CAP TIMES: Republicans can't get story straight on running fake Dems in recall elections

June 10, 2011
Cap Times Editorial Board

State Senate Majority Leader Scott Fitzgerald, R-Juneau, is proud of the fact that his Republican Party is recruiting and running spoiler candidates in Democratic primaries for the seats of GOP senators who are being recalled.

That comes as no great surprise. Fitzgerald is the chief legislative handmaiden of Gov. Scott Walker, and he is shameless in service to the governor.

But not all Republicans take pride in seeking to deceive the voters of Wisconsin, confuse the election process and cost taxpayers tens of thousands of dollars in election expenses.

For instance, one of the Republicans facing recall, state Sen. Luther Olsen, R-Ripon, has claimed publicly that he had nothing to do with a GOP effort to recruit a candidate to force a Democratic primary for his chief challenger, state Rep.
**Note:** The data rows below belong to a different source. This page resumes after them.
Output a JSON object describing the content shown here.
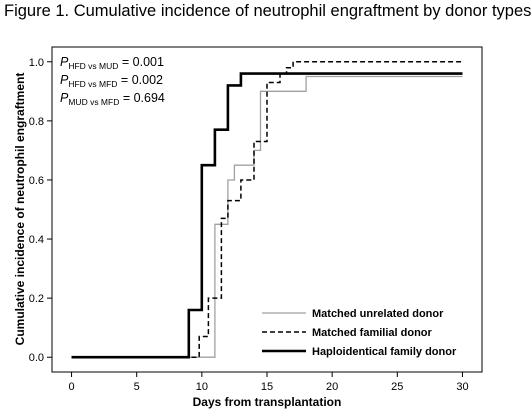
{
  "figure": {
    "title": "Figure 1. Cumulative incidence of neutrophil engraftment by donor types"
  },
  "annotations": {
    "pvalues": [
      {
        "p": "P",
        "sub": "HFD vs MUD",
        "value": " = 0.001"
      },
      {
        "p": "P",
        "sub": "HFD vs MFD",
        "value": " = 0.002"
      },
      {
        "p": "P",
        "sub": "MUD vs MFD",
        "value": " = 0.694"
      }
    ]
  },
  "chart_data": {
    "type": "line",
    "subtype": "step",
    "title": "",
    "xlabel": "Days from transplantation",
    "ylabel": "Cumulative incidence of neutrophil engraftment",
    "xlim": [
      -1.5,
      31.5
    ],
    "ylim": [
      -0.05,
      1.05
    ],
    "xticks": [
      0,
      5,
      10,
      15,
      20,
      25,
      30
    ],
    "yticks": [
      "0.0",
      "0.2",
      "0.4",
      "0.6",
      "0.8",
      "1.0"
    ],
    "ytick_values": [
      0.0,
      0.2,
      0.4,
      0.6,
      0.8,
      1.0
    ],
    "grid": false,
    "legend_position": "bottom-right",
    "series": [
      {
        "name": "Matched unrelated donor",
        "color": "#a0a0a0",
        "dash": "solid",
        "x": [
          0,
          11,
          11,
          12,
          12,
          12.5,
          12.5,
          14,
          14,
          14.5,
          14.5,
          15,
          15,
          18,
          18,
          30
        ],
        "y": [
          0,
          0,
          0.45,
          0.45,
          0.6,
          0.6,
          0.65,
          0.65,
          0.7,
          0.7,
          0.9,
          0.9,
          0.9,
          0.9,
          0.95,
          0.95
        ]
      },
      {
        "name": "Matched familial donor",
        "color": "#000000",
        "dash": "dashed",
        "x": [
          0,
          9.8,
          9.8,
          10.5,
          10.5,
          11.5,
          11.5,
          12,
          12,
          13,
          13,
          14,
          14,
          15,
          15,
          16,
          16,
          16.5,
          16.5,
          17,
          17,
          30
        ],
        "y": [
          0,
          0,
          0.07,
          0.07,
          0.2,
          0.2,
          0.47,
          0.47,
          0.53,
          0.53,
          0.6,
          0.6,
          0.73,
          0.73,
          0.93,
          0.93,
          0.96,
          0.96,
          0.98,
          0.98,
          1.0,
          1.0
        ]
      },
      {
        "name": "Haploidentical family donor",
        "color": "#000000",
        "dash": "solid",
        "x": [
          0,
          9,
          9,
          10,
          10,
          11,
          11,
          12,
          12,
          13,
          13,
          30
        ],
        "y": [
          0,
          0,
          0.16,
          0.16,
          0.65,
          0.65,
          0.77,
          0.77,
          0.92,
          0.92,
          0.96,
          0.96
        ]
      }
    ]
  }
}
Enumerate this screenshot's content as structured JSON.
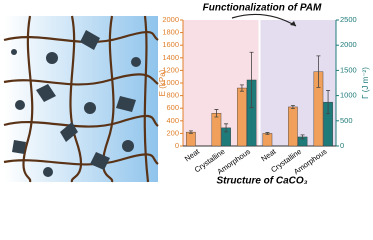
{
  "chart_data": {
    "type": "bar",
    "title": "Functionalization of PAM",
    "x_label": "Structure of CaCO₃",
    "y_label": "E (kPa)",
    "y2_label": "Γ (J m⁻²)",
    "categories": [
      "Neat",
      "Crystalline",
      "Amorphous",
      "Neat",
      "Crystalline",
      "Amorphous"
    ],
    "series": [
      {
        "color": "#f0a05a",
        "values": [
          220,
          520,
          920,
          200,
          620,
          1180
        ],
        "errors": [
          20,
          60,
          50,
          15,
          25,
          250
        ]
      },
      {
        "color": "#1f7a7a",
        "axis": "y2",
        "values": [
          null,
          360,
          1310,
          null,
          180,
          870
        ],
        "errors": [
          null,
          80,
          550,
          null,
          40,
          230
        ]
      }
    ],
    "ylim": [
      0,
      2000
    ],
    "yticks": [
      0,
      200,
      400,
      600,
      800,
      1000,
      1200,
      1400,
      1600,
      1800,
      2000
    ],
    "y2lim": [
      0,
      2500
    ],
    "y2ticks": [
      0,
      500,
      1000,
      1500,
      2000,
      2500
    ]
  }
}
Fred Clark, D-Baraboo.

When a constituent, Portage resident Ann Feutz, emailed Olsen to say that she was “sad and disappointed” with GOP efforts to confuse the electorate and complicate the election process, Olsen quickly replied.

“I do not have anything to do with finding a Democratic candidate to run against Fred Clark,” read Olsen’s email. “I learned about it in the paper just like you.”

But Majority Leader Fitzgerald, who heads the GOP caucus in which Olsen sits as a quiet and obedient member, says Olsen was briefed on the plan to recruit and run “fake” Democrats.

The six Republican senators who have been targeted for recall, including Olsen, were briefed about the effort to mess with the election process, Fitzgerald said.

“All of them were aware that this was taking place,” Fitzgerald told the Milwaukee Journal Sentinel. “Some were questioning the angles on it.”

According to the GOP majority leader, the briefing took place at the Republican Party of Wisconsin convention in Wisconsin Dells — which both Fitzgerald and Olsen attended.

So who is telling the truth: Fitzgerald or Olsen?

There is no question that a lie was told. Either Fitzgerald lied to the Journal Sentinel, or Olsen lied to his constituent.

It is true that Fitzgerald has cost himself dearly in the credibility department, with not just dishonest claims but also attempts to circumvent and subvert the governing process that have caused months of legal wrangling.

Olsen has a better reputation.

But that reputation will be shredded if he lied to his constituent about gaming the election process.